At every World Cup there are ghosts at the feast: teams who ought to be there but aren’t. Some of these sides do actually show up but turn out to be shadows of their former selves, like poor old Spain, dead men walking after just a couple of games (there will be a certain ghoulish fascination to seeing how they perform in their final zombie match-up with the Australians). But there are also the teams that you would expect to be watching who have somehow failed to qualify. During the 1970s the ghosts were England, who went from being one of the best teams in the world to no-shows at both the 1974 and 1978 finals. In this tournament part of an entire continent is missing. Europe remains notably over-represented in what is supposed to be a global competition. But it’s not the whole of Europe that is in Brazil. It’s the south and the east. The far north and the east are more or less absent. You could walk (or swim) from Turkey to Norway through an arc of countries with a proud World Cup heritage that have failed to make the cut this time: Bulgaria, Serbia, Romania, Hungary, Austria, the Czech Republic, Poland, Denmark, Sweden and Finland all missed out. This is the first World Cup since 1982 with no Scandinavian representation, and in that tournament there were plenty of sides from the old Soviet bloc to make up the numbers (Hungary, Poland, Czechoslovakia and Yugoslavia were there).
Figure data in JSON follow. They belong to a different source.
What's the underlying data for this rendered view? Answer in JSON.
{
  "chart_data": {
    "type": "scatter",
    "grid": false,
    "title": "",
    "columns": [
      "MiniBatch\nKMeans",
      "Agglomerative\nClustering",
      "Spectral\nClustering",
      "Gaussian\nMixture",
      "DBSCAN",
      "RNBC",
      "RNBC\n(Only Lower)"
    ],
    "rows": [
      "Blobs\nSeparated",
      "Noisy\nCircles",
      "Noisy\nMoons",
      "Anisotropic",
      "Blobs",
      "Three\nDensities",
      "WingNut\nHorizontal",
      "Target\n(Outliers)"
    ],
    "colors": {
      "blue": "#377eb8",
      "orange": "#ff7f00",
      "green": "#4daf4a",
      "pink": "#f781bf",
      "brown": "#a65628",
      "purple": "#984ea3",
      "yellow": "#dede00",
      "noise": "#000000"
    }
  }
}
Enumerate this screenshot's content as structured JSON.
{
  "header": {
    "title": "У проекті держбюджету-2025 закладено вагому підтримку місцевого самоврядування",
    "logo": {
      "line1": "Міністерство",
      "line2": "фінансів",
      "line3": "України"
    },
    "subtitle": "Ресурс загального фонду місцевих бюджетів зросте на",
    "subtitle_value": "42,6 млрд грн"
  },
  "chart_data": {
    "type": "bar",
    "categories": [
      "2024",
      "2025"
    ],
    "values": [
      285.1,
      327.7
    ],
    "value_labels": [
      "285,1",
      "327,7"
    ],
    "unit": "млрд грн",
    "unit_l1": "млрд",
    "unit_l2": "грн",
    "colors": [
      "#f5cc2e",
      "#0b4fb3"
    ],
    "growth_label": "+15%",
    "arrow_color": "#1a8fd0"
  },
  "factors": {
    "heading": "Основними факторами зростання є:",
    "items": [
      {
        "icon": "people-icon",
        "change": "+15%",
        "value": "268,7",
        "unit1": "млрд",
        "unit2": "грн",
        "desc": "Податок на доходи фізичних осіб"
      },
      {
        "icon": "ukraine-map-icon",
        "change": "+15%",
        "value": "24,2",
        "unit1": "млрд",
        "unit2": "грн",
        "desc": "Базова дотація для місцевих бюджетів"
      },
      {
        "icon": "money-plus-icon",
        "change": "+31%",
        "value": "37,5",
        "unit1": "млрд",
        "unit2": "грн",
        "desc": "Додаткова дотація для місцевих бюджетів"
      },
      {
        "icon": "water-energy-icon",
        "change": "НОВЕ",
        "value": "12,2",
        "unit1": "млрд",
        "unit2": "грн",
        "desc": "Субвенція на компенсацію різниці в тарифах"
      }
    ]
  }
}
Poland reached the semi-finals back then, part of a long line of Eastern European teams to emerge as dark horses. One of my very favourite World Cup matches was the quarter-final in 1994, when Bulgaria beat Germany 2-1 with a brace of late goals from Stoichkov and Letchkov. The fun was watching a supremely confident German team crumble in the face of a sudden reversal of fortune (I believe they have a word for that). If anyone is going to take the Germans down a peg or two this time it will have to be from some other part of the world. Eastern European football is not as strong as it used to be. Why aren’t the Scandinavians here? Perhaps it’s just chance (Zlatan Ibrahimovic was certainly unlucky to run up against Cristiano Ronaldo in the Sweden-Portugal qualifying play-off), though it is one of the ironies of the footballing universe that real prosperity does not seem to translate into sporting fortune (Finland, Norway, Sweden and Denmark regularly rank at or the near the top of lists of the best places in the world to live). When it comes to throwing their weight around in European politics the Nordic countries are increasingly assertive. But the impoverished south can still boss them on the football field.
The outlier in this geographical divide is the little pocket that consists of Croatia and Bosnia & Herzegovina. The old Yugoslavia has a strong presence in this tournament. It’s ghostly in a different way. In an earlier post I wrote that there is less national cross-dressing in international sport than once seemed likely. But a notable exception to that rule is Switzerland, whose squad contains four players born in the FYR (two in Kosovo, two in Macedonia), in each case as a result of their parents leaving for Switzerland in the early 1990s. A number of other players, including the entire forward line, were born in Switzerland shortly after their parents emigrated from Bosnia and elsewhere in the FYR. Croatia are going strong in their group. Switzerland, despite a rough time against France, still have a good chance of reaching the next round. Bosnia – or ‘rump Bosnia’ as someone put it to me – are very unlucky to be heading home (the perfectly good goal by Edin Dzeko that was ruled offside in their match against Nigeria was probably the most serious refereeing mistake so far). The children of the Yugoslav wars have been performing well in this tournament, which has come when many of them are at their peak. Some were born during the violence; others only after their parents had fled from it. Affluence doesn’t necessarily breed sporting success. Misfortune sometimes can.